Hazret-i İsa gelecek, Deccalı öldürecektir.
Evliyanın kerameti haktır.
Ebu Bekr-i Sıddık, bütün eshab-ı kiramdan üstündür.
Akıl baliğ olanın Allah’ı bilmemesi özür olmaz.
Kâfirin son nefesteki imanı makbul değildir.
İbadetler, ameller imanın parçası değildir. [Yani farzı yapmayana kâfir oldu
denmez.] Katillik, gasp, zina gibi büyük günah işleyen müslümana kâfir oldu
denilmez. Bir müddet sonra, dinden çıkmayı niyet eden, o anda dinden çıkıp
kâfir olur.
Elfaz-ı küfürden bir sözü, anlamını kabul etmese de söyleyen kâfir olur. [Yani
şaka olarak veya güldürmek için söylese yine küfür olur. Mesela ben peygamberim
dese küfür olur.] Sarhoş iken, elfaz-ı küfrü söyleyene kâfir dememelidir.

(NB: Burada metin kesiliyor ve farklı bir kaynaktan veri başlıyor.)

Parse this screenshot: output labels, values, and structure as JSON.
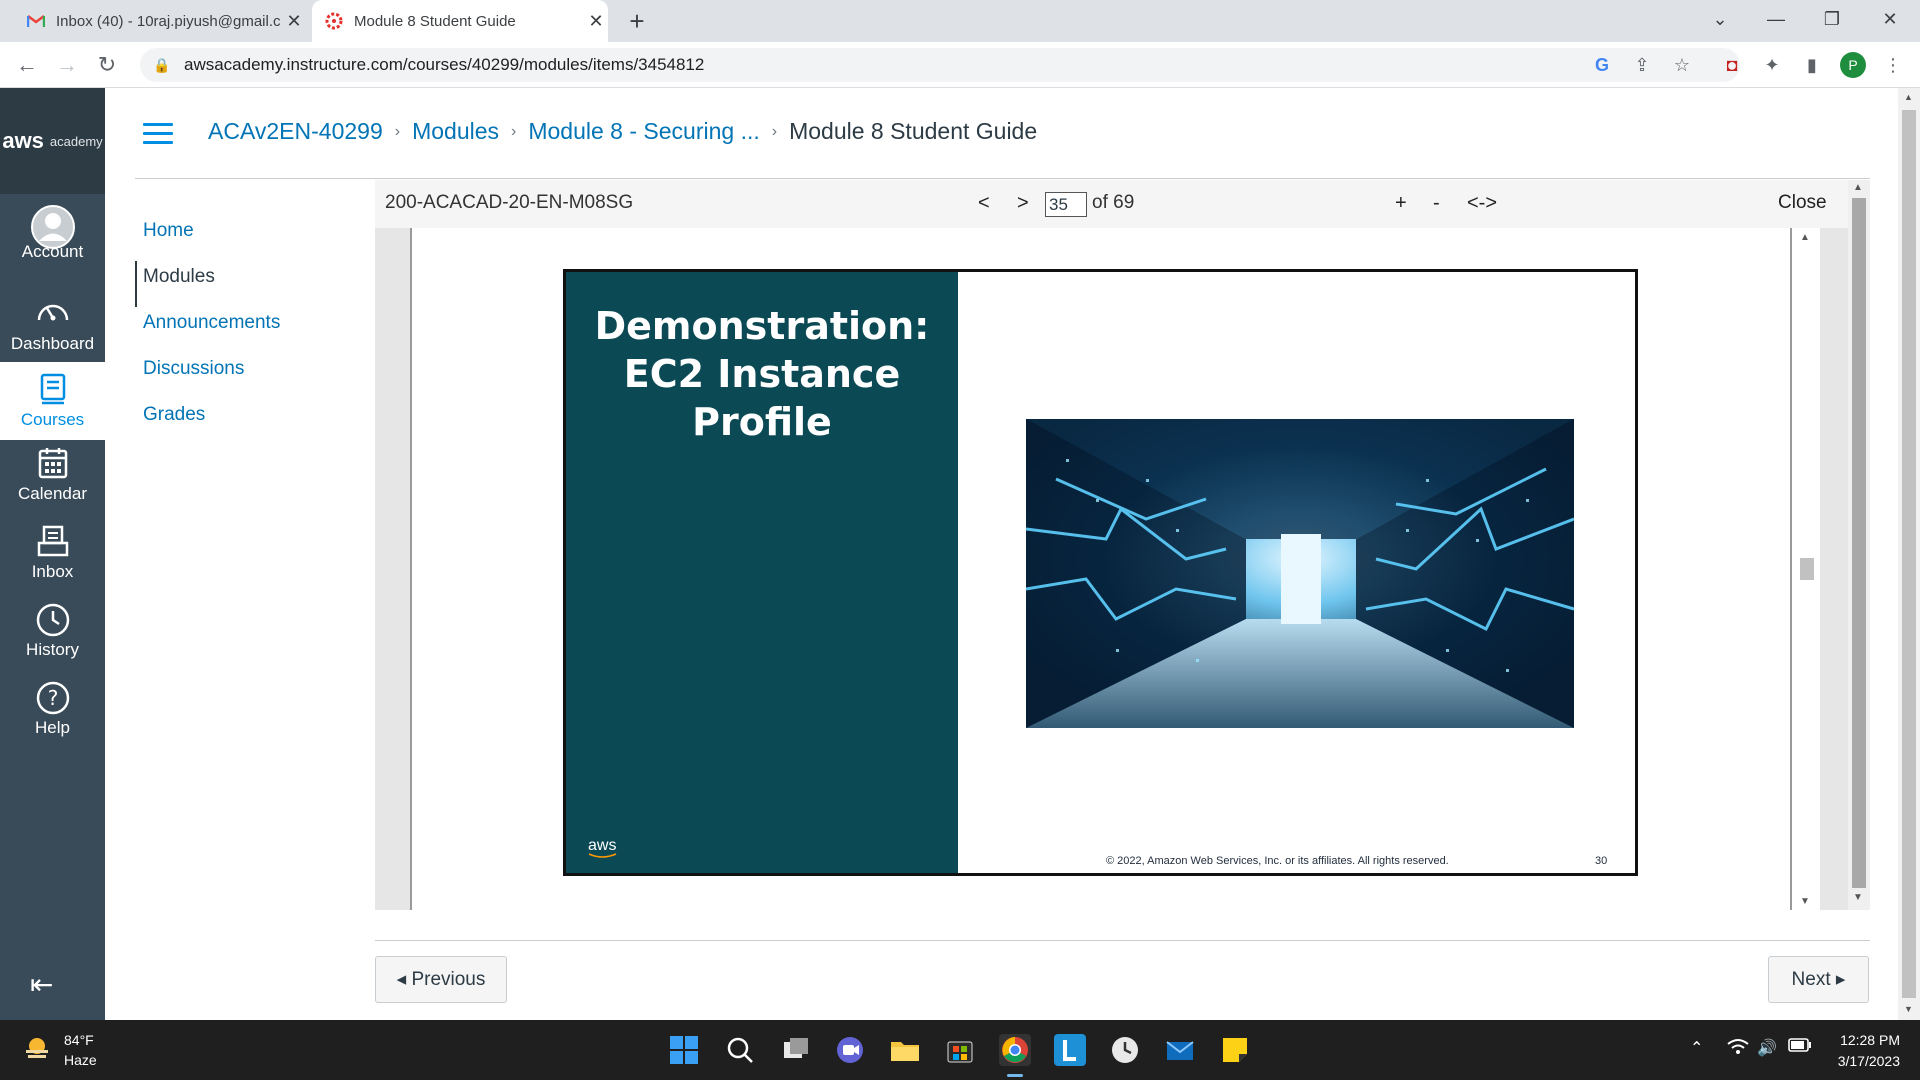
{
  "browser": {
    "tabs": [
      {
        "title": "Inbox (40) - 10raj.piyush@gmail.c",
        "icon": "gmail-icon"
      },
      {
        "title": "Module 8 Student Guide",
        "icon": "canvas-icon"
      }
    ],
    "url": "awsacademy.instructure.com/courses/40299/modules/items/3454812",
    "profile_initial": "P"
  },
  "global_nav": {
    "logo_main": "aws",
    "logo_sub": "academy",
    "items": [
      {
        "label": "Account",
        "icon": "account-icon"
      },
      {
        "label": "Dashboard",
        "icon": "dashboard-icon"
      },
      {
        "label": "Courses",
        "icon": "courses-icon"
      },
      {
        "label": "Calendar",
        "icon": "calendar-icon"
      },
      {
        "label": "Inbox",
        "icon": "inbox-icon"
      },
      {
        "label": "History",
        "icon": "history-icon"
      },
      {
        "label": "Help",
        "icon": "help-icon"
      }
    ]
  },
  "breadcrumb": {
    "course": "ACAv2EN-40299",
    "modules": "Modules",
    "module": "Module 8 - Securing ...",
    "current": "Module 8 Student Guide"
  },
  "course_nav": [
    {
      "label": "Home"
    },
    {
      "label": "Modules"
    },
    {
      "label": "Announcements"
    },
    {
      "label": "Discussions"
    },
    {
      "label": "Grades"
    }
  ],
  "viewer": {
    "doc_id": "200-ACACAD-20-EN-M08SG",
    "prev": "<",
    "next": ">",
    "page": "35",
    "of_total": "of 69",
    "zoom_in": "+",
    "zoom_out": "-",
    "fit": "<->",
    "close": "Close"
  },
  "slide": {
    "title_line1": "Demonstration:",
    "title_line2": "EC2 Instance",
    "title_line3": "Profile",
    "brand": "aws",
    "copyright": "© 2022, Amazon Web Services, Inc. or its affiliates. All rights reserved.",
    "number": "30",
    "colors": {
      "panel": "#0b4a55",
      "glow": "#4fc3f7"
    }
  },
  "pager": {
    "previous": "◂ Previous",
    "next": "Next ▸"
  },
  "taskbar": {
    "temp": "84°F",
    "condition": "Haze",
    "time": "12:28 PM",
    "date": "3/17/2023"
  }
}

Helal da haram da rızktır.
Kabir suali ve kabir azabı haktır.
Affa ve şefaate kavuşanlardan başka bütün günahkârlar, günahlarının cezalarını
çekeceklerdir.
Müminlerin, Cennete girmesi Allah’ın fazlındandır. Çünkü kimse ameliyle Cenneti
hak edemez.
İnsanlar, dirilince hesaba çekileceklerdir.
Kıyamet günü amellerin tartılması ve sırattan geçmek haktır.
Bu dünya sonradan yaratılmıştır.
Duaların etkisi vardır.
Dağlar kadar büyük günahı olanlar da, az veya çok şefaate kavuşacaktır.
Cennet de Cehennem de şu anda mevcuttur.
İman ehli, günahların cezası olarak ebediyen Cehennemde kalmayacaktır.